Yeah, frontend dev is it's own beast. I've seen competent C++ devs at a complete loss when facing JavaScript. Especially if they've never done any asynchronous programming before.


I am not entirely sure what qualifies for being "competent C++ devs". My thinking goes that it is kinda hard to imagine competent developer in general (never mind C++) not having knowledge about async patterns.


I have done async in Clojure, Erlang (Elixir) and Rust but never touched Javascript (wat?). Not sure you can attribute async to frontend development. Erlang predates Javascript by almost 10 years.


Unlike Erlang/Go/certain Clojure libs, the JavaScript flavor of async is primarily around red-blue functions. A lot of stuff is explicit and not handled by the runtime. A single async keyword can easily taint the entire codebase.
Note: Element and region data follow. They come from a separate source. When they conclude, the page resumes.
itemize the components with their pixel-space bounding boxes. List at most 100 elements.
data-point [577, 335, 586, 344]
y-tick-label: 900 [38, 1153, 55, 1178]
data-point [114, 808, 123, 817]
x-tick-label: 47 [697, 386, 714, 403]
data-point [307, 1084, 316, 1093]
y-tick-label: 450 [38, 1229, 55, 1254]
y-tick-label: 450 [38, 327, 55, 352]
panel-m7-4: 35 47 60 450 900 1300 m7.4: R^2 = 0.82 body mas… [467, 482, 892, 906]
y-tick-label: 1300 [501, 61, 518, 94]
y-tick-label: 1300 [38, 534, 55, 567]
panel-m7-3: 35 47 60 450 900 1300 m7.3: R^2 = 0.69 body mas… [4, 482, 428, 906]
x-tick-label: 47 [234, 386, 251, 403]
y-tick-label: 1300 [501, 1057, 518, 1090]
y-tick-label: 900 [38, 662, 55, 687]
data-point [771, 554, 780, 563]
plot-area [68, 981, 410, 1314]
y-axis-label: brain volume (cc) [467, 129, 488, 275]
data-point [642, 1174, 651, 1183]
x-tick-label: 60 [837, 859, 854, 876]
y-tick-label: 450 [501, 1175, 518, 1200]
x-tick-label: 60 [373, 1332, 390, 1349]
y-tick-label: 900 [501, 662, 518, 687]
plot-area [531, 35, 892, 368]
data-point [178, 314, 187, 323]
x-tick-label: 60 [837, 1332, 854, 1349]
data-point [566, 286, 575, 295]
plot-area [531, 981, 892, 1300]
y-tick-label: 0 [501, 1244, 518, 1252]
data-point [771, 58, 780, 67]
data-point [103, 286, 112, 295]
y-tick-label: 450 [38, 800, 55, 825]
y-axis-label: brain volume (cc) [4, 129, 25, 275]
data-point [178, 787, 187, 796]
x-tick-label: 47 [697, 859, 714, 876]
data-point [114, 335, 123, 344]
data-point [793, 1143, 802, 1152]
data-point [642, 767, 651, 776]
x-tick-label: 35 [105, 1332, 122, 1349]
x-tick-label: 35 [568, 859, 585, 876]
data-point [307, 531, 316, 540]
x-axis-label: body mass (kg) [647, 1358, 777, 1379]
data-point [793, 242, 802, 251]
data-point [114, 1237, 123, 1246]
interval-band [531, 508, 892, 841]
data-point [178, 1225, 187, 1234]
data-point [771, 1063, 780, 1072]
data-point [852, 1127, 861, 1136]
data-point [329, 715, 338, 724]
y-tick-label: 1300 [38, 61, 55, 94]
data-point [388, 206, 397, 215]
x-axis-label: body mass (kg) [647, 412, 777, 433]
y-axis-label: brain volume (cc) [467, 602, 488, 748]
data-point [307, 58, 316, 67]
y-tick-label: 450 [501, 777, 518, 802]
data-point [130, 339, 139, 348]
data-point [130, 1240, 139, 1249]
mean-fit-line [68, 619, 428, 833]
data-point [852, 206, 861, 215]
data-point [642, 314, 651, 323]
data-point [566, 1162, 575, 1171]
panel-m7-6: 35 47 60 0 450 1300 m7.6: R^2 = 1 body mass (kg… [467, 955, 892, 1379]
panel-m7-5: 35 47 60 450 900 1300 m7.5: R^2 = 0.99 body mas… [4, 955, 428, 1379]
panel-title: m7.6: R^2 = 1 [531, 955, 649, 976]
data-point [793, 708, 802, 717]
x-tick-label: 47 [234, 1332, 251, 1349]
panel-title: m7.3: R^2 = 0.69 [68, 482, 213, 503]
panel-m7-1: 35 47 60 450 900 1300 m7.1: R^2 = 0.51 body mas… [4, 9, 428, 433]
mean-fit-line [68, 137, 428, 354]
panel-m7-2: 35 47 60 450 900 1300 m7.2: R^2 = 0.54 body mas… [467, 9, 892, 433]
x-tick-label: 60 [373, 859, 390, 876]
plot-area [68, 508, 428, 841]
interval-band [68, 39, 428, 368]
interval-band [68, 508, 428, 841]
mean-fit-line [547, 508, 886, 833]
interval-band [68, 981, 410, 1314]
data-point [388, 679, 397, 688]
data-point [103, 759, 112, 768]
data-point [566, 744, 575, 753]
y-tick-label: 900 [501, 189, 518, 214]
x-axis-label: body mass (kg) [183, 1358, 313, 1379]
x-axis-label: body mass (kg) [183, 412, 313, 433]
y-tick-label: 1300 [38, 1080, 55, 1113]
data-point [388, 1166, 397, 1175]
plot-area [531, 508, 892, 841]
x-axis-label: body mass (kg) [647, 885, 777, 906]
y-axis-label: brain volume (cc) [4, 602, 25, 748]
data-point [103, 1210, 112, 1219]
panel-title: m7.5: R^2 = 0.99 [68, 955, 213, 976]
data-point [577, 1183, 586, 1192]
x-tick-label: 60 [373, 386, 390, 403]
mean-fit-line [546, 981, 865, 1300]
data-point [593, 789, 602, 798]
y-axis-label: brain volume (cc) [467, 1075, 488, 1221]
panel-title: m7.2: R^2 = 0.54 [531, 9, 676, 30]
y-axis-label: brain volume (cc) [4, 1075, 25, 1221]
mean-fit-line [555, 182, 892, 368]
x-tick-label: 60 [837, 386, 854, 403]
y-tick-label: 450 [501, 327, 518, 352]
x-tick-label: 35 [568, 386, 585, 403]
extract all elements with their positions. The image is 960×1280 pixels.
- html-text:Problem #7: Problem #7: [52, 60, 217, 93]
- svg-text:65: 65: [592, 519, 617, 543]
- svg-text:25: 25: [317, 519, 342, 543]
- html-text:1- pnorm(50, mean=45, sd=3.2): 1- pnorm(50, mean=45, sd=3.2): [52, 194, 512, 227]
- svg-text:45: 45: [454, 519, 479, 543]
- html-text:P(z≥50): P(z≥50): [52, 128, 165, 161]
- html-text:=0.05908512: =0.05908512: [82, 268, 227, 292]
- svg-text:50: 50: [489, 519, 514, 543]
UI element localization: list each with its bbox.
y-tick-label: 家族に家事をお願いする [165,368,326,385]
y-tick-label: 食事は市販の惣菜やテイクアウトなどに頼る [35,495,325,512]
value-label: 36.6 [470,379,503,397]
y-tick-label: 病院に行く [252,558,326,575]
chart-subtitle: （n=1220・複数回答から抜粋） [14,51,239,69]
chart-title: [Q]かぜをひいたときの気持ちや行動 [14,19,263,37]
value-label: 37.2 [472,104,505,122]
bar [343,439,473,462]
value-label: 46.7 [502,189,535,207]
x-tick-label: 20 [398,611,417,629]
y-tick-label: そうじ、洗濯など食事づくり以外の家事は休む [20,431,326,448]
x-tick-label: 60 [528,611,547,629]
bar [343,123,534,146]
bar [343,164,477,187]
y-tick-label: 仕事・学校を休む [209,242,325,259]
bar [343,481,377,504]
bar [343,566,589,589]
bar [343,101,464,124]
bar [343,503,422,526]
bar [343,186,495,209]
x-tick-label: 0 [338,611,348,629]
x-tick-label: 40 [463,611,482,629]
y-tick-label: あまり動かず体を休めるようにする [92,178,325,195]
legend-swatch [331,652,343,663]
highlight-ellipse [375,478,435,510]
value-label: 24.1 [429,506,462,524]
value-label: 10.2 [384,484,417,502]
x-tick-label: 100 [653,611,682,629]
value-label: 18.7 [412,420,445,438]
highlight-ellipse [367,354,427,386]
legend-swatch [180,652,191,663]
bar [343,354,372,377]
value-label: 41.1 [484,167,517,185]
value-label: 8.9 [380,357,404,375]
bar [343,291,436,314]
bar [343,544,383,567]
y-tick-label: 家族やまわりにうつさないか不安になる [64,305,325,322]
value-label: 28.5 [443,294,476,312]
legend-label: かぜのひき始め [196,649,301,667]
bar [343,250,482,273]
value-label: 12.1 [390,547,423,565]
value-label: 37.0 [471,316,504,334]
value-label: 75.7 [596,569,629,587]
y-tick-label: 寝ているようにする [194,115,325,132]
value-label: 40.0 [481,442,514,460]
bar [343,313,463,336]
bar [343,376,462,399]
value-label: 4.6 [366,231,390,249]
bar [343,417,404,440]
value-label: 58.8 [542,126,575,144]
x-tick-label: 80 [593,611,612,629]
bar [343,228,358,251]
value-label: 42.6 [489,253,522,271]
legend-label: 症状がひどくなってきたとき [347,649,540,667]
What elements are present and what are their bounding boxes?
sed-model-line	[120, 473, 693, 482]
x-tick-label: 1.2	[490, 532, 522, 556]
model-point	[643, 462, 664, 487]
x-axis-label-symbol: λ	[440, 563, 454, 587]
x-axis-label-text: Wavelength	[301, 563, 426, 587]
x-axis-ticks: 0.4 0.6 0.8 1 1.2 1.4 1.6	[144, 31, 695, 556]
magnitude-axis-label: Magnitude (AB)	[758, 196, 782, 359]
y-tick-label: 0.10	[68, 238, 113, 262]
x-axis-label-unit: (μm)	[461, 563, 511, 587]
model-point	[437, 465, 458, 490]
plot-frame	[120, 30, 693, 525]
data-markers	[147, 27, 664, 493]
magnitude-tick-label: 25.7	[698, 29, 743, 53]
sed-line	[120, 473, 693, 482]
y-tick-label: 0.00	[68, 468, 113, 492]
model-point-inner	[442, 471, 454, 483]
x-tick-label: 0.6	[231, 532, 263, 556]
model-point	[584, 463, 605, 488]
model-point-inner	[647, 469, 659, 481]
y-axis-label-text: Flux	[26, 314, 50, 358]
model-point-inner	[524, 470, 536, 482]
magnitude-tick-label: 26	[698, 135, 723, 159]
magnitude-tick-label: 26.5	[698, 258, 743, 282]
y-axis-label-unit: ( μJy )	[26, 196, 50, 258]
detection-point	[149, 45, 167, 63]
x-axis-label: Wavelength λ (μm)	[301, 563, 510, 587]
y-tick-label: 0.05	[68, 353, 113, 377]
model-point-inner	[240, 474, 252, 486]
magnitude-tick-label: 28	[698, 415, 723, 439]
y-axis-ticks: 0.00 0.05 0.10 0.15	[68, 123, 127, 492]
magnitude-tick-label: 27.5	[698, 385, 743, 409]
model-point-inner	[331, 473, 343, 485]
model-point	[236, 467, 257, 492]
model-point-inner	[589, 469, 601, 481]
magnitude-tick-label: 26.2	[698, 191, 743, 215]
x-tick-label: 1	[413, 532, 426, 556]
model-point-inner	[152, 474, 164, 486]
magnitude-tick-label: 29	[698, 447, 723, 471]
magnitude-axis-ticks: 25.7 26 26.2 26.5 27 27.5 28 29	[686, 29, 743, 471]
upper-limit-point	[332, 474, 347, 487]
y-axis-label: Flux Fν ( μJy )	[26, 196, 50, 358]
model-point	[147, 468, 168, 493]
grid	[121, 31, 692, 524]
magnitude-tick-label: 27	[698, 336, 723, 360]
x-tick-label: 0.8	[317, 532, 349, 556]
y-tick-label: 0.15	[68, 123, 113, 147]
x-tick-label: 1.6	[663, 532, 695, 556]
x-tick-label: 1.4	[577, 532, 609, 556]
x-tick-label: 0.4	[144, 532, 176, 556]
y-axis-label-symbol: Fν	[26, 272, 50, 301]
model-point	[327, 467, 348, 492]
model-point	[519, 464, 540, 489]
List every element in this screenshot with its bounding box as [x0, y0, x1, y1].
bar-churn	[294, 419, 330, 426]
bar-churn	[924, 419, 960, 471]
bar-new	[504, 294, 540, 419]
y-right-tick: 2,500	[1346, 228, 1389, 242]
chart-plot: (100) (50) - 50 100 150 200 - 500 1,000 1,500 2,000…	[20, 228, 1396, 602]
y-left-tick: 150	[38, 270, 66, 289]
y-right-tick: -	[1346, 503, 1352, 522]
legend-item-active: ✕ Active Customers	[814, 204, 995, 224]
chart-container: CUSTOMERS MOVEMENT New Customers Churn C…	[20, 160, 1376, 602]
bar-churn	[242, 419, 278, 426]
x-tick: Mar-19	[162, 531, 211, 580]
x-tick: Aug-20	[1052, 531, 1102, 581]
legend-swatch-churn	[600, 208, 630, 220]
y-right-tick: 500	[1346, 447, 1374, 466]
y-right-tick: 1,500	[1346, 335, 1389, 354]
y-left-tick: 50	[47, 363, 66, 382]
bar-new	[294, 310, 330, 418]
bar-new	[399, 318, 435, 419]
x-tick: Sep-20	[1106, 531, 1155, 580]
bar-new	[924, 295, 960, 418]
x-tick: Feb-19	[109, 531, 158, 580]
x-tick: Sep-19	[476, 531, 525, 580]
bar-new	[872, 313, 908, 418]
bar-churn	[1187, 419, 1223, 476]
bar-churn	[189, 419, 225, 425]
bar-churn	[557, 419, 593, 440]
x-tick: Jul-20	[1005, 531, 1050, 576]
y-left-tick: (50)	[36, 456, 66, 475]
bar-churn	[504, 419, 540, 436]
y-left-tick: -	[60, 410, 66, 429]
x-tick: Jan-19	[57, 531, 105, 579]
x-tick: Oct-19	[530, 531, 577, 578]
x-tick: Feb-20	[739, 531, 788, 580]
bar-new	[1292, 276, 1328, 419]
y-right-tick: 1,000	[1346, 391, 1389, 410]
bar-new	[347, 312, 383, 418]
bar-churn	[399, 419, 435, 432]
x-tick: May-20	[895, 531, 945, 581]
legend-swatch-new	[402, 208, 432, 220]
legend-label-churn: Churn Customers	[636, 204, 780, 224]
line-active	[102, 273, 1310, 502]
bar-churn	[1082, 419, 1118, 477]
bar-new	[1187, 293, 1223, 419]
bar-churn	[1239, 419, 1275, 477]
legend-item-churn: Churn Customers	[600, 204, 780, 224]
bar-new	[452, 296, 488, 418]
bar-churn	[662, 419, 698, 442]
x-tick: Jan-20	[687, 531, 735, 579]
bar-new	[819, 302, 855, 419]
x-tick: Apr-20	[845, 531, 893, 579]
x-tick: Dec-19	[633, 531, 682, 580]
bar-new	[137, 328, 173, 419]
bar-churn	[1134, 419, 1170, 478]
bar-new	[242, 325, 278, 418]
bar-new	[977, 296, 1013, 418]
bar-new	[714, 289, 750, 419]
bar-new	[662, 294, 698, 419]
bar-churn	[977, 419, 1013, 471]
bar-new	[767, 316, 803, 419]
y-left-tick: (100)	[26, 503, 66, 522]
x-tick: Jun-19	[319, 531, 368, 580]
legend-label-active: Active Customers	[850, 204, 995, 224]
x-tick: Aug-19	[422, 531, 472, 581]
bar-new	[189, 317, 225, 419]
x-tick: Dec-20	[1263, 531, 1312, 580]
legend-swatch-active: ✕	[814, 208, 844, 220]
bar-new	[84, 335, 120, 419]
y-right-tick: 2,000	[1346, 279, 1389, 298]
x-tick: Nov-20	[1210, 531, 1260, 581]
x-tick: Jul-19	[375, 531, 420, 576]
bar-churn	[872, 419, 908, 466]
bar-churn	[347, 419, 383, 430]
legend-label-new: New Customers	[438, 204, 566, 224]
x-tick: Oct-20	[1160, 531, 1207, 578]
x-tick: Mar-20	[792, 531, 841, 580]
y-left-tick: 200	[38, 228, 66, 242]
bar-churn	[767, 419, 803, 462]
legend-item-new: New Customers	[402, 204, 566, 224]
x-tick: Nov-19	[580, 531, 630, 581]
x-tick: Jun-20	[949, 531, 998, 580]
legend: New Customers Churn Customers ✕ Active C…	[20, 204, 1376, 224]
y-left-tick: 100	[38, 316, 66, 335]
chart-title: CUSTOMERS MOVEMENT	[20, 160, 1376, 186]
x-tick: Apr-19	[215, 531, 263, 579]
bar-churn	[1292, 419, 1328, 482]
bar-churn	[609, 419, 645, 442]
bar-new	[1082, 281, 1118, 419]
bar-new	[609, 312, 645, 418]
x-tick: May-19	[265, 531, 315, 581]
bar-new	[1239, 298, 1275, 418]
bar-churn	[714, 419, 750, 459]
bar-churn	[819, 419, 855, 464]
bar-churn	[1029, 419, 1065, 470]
See: https://news.ycombinator.com/item?id=8984648

More importantly, frontend is extremely demanding in terms of UI. While for e.g. QT, WxWidgets, native GUI toolkits, it is perfectly acceptable for things to look the same. On the modern web, every significant app is expected to have a "design language" and not look like each other. On the other hand, HTML by default isn't very stateful, sure it has some stateful components like checkboxes but in general you have to store the state in code. And every code base needs a custom UI. You end up with a state space explosion. That is also why frontend frameworks these days are trying to force things into finite state machines i.e. Redux, Elm architecture. Whatever term you prefer. Half of your UI codebase often have absolutely nothing to do with business logic and instead animations and user experience code to make things feel "slick". A ASP.NET WebForms just ain't going to cut it if you wanna build a SaaS. Sad because tons of money have been wasted on essentially marginal improvements on user experience, but good if you are the consumer of course.


> Not sure you can attribute async to frontend development.

Not trying to do that. But (unlike C++), you have to understand async to use JavaScript sensibly. If for whatever reason you haven't come across it another language, then you might struggle (esp. if you're coming from C or C++ where the skills required are very different).


Embedded systems are entirely event driven, often using a large number of callbacks as c function pointers. Really not much different actually.


Async isn't that different from passing in a function pointer in C that you expect to get called later.